Il glorioso club calcistico della città di confine sembra avere le ore contate. Si spera in un colpo di scena positivo.
CHIASSO - La speranza è l'ultima a morire. E c'è chi si aggrappa alla speranza in vista della giornata di domani, mercoledì 16 novembre. È la data in cui il glorioso Football Club Chiasso potrebbe sostanzialmente fallire. D'altra parte giocatori e dipendenti non ricevono lo stipendio da tempo, i debiti non sono stati saldati, di soldi in cassa non ce ne sono più e anche il direttore generale Nicola Bignotti ha gettato la spugna. Mercoledì mattina appunto ci sarà l'assemblea straordinaria del club rossoblù. E se nessuno dovesse presentarsi con un progetto o con un piano, il club attualmente militante in Promotion League sarebbe costretto a chiudere i battenti.
Si spera in un miracolo – Per le vie cittadine, come testimonia il video realizzato da Tio/20Minuti, c'è scoramento. «La tristezza è tanta – evidenzia Davide Lurati, ex presidente del club e oggi municipale –. Anche se voglio sperare in un miracolo. Se così non fosse, si ripartirà dal basso come accaduto anche ad altre società. Ora è ovvio che serve chiarezza sulla situazione finanziaria. Urgono garanzie. Bisogna avere la conferma che la stagione possa essere portata a termine e che i pagamenti possano essere versati. Il Municipio stesso ha atteso oltre un anno per l'affitto delle infrastrutture. Ma poi si è visto costretto a inviare il precetto esecutivo. Sono il primo a essere amareggiato per quanto sta accadendo».
La signora che vendeva i biglietti – In caso di fallimento il Chiasso potrebbe ripartire dalla quinta lega, come accaduto di recente col Locarno. Si vocifera di possibili fusioni con club di categorie superiori per non dovere ricostruire tutto dal gradino più basso del calcio elvetico. Per il momento di conferme non ce ne sono. Carmela, una signora di 76 anni, non si nasconde: «A me dispiace tantissimo. Sono nata e cresciuta a Chiasso. Una volta era davvero bello, ho anche venduto i biglietti per il Chiasso. Fossi stata ricca, avrei potuto magari salvarlo».
«Il cuore distrutto» – Patricia, 35 anni, è molto triste. «Il mio cuore è distrutto – ammette –. Secondo me non c'è speranza. Dovremmo trovare qualcuno che riesca a investire seriamente. Il calcio non è solo un gioco.

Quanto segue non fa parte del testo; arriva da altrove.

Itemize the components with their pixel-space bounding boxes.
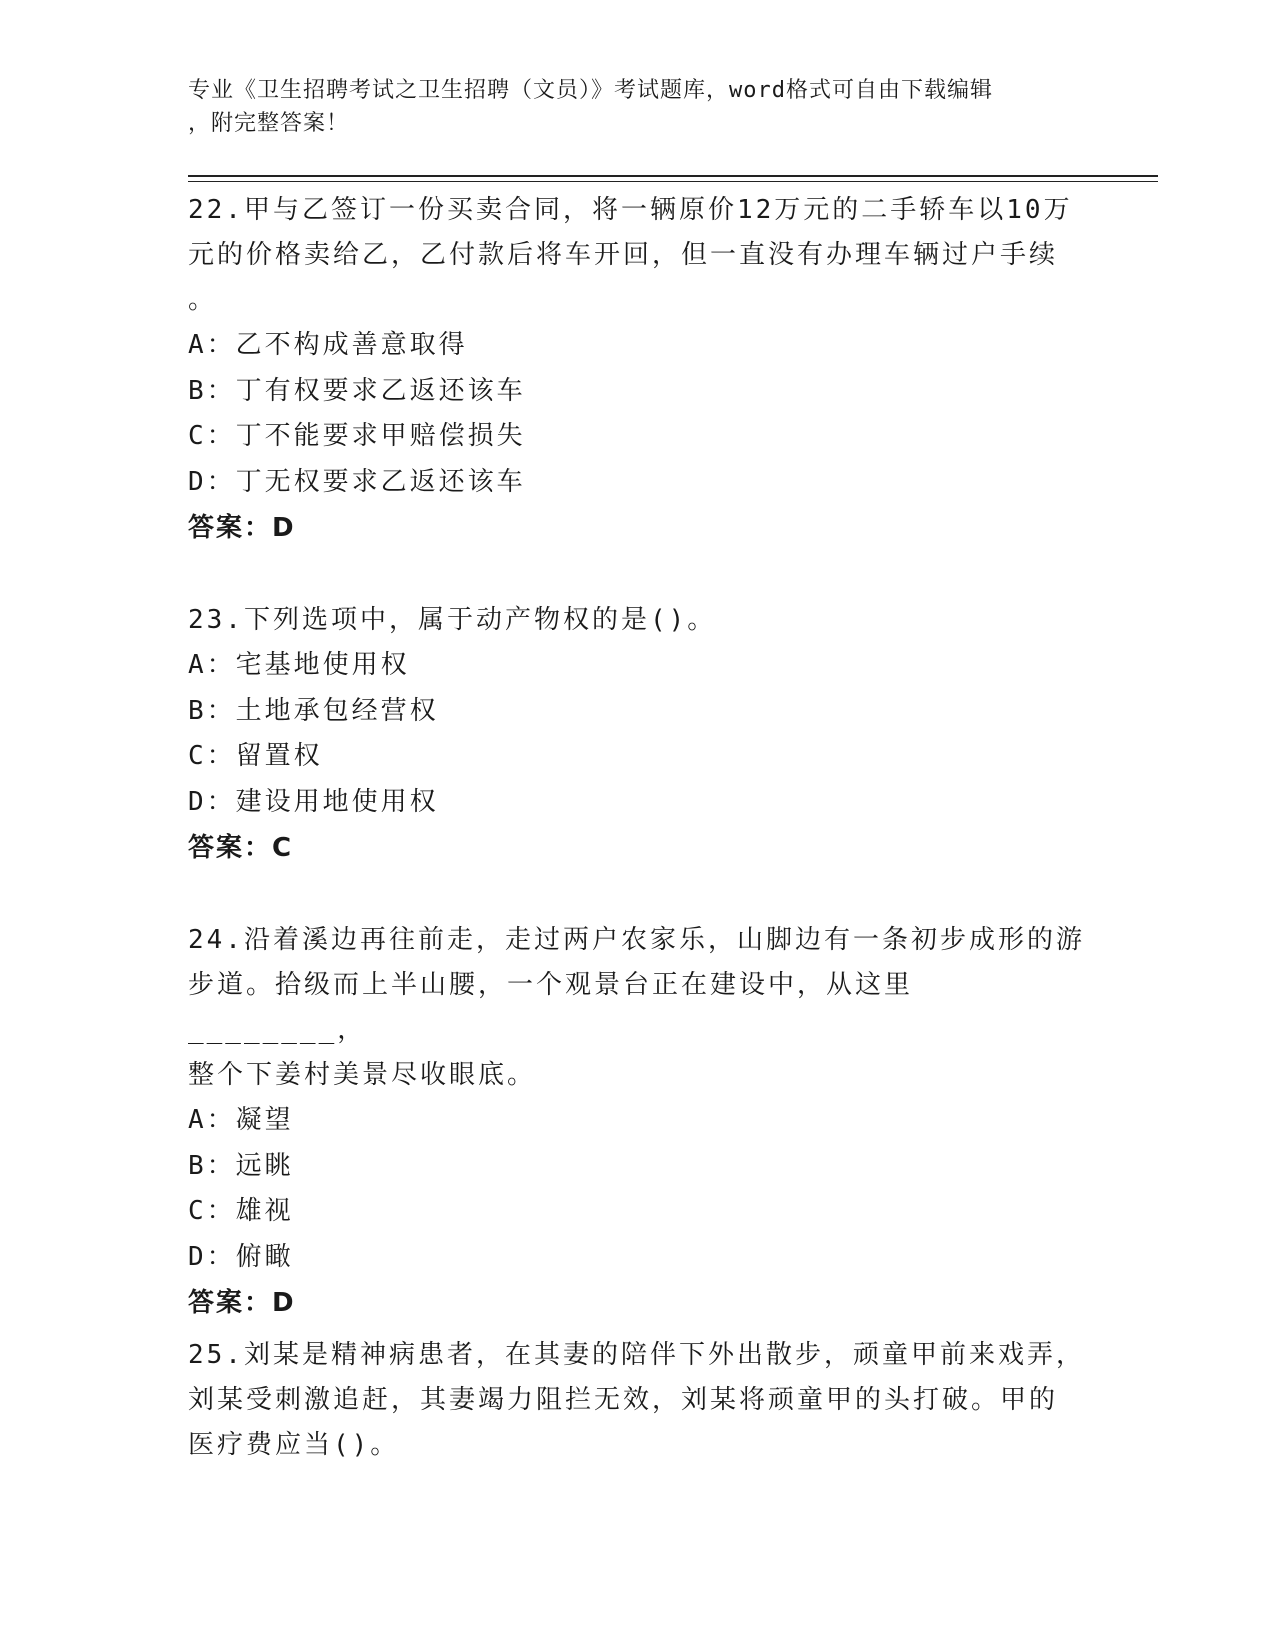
option-b: B：丁有权要求乙返还该车 xyxy=(188,375,526,406)
option-d: D：俯瞰 xyxy=(188,1241,294,1272)
question-stem-line: 医疗费应当()。 xyxy=(188,1430,400,1460)
option-c: C：雄视 xyxy=(188,1196,294,1226)
option-a: A：乙不构成善意取得 xyxy=(188,330,468,360)
header-divider-top xyxy=(188,175,1158,177)
option-a: A：宅基地使用权 xyxy=(188,650,410,680)
question-stem-line: 步道。拾级而上半山腰，一个观景台正在建设中，从这里________， xyxy=(188,970,914,1045)
question-22 xyxy=(188,188,1088,551)
question-stem-line: 元的价格卖给乙，乙付款后将车开回，但一直没有办理车辆过户手续 xyxy=(188,240,1059,270)
option-b: B：土地承包经营权 xyxy=(188,695,439,726)
question-stem-line: 整个下姜村美景尽收眼底。 xyxy=(188,1060,537,1090)
header-divider-bottom xyxy=(188,181,1158,182)
option-d: D：建设用地使用权 xyxy=(188,786,439,817)
option-c: C：留置权 xyxy=(188,741,323,771)
option-d: D：丁无权要求乙返还该车 xyxy=(188,466,526,497)
question-25 xyxy=(188,1333,1088,1468)
question-stem-line: 25.刘某是精神病患者，在其妻的陪伴下外出散步，顽童甲前来戏弄， xyxy=(188,1340,1085,1370)
answer-line: 答案：D xyxy=(188,513,296,543)
answer-line: 答案：C xyxy=(188,833,294,863)
option-c: C：丁不能要求甲赔偿损失 xyxy=(188,421,526,451)
question-23 xyxy=(188,598,1088,871)
header-line-2: ，附完整答案！ xyxy=(188,111,350,136)
question-stem-line: 刘某受刺激追赶，其妻竭力阻拦无效，刘某将顽童甲的头打破。甲的 xyxy=(188,1385,1059,1415)
header-line-1: 专业《卫生招聘考试之卫生招聘（文员）》考试题库，word格式可自由下载编辑 xyxy=(188,78,993,103)
option-a: A：凝望 xyxy=(188,1105,294,1135)
question-24 xyxy=(188,918,1088,1326)
option-b: B：远眺 xyxy=(188,1150,294,1181)
question-stem-line: 23.下列选项中，属于动产物权的是()。 xyxy=(188,605,717,635)
question-stem-line: 22.甲与乙签订一份买卖合同，将一辆原价12万元的二手轿车以10万 xyxy=(188,195,1073,225)
question-stem-line: 。 xyxy=(188,285,218,315)
document-header xyxy=(188,74,1068,140)
answer-line: 答案：D xyxy=(188,1288,296,1318)
question-stem-line: 24.沿着溪边再往前走，走过两户农家乐，山脚边有一条初步成形的游 xyxy=(188,925,1085,955)
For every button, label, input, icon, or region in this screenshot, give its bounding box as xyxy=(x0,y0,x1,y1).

È famiglia, educazione, posti di lavoro, impegno». Massimo, 42 anni, ha avuto a lungo il suo posto in curva: «Tra la fine degli anni '90 e i primi anni 2000 andavo sempre a tifare Chiasso. Ero giovane e idiota. Mi divertivo un sacco».
Il pubblico in fuga – È innegabile come l'attaccamento del pubblico sia andato scemando col passare degli anni. Fino al crollo verticale dell'ultimo decennio. Che fine ha fatto il vecchio cuore rossoblu? Il fatto che il club abbia perso un'identità locale, diventando una specie di porto di mare con dirigenti e (tanti) giocatori stranieri ha avuto un peso? Cristiana, 77 anni, dice: «Ho vissuto il calcio sin da bambina. Ho bei ricordi del passato. Poi col tempo tutto è cambiato. Noi siamo diventati più grandi. I nostri idoli non c'erano più. E questi giovani di oggi nemmeno li conosciamo».
La sabbia nella clessidra – Lurati esclude che le vicissitudini societarie abbiano allontanato la gente dal Riva IV. «Quando ero bambino e il Chiasso era in serie A c'erano tra i 7.000 e gli 8.000 spettatori allo stadio, quando sono stato presidente una decina di anni fa invece erano già calati tra i 1.000 e i 2.000. L'emorragia di pubblico non può essere ricondotta alla situazione finanziaria del club. La disaffezione c'è anche nei confronti di altri club ticinesi, è un momento così in generale». Poco importa. Su questo aspetto eventualmente ci sarà tempo per le dovute riflessioni. Ora tutta l'attenzione è proiettata su una sopravvivenza che sembra sempre più un miraggio. La sabbia nella clessidra sta per finire.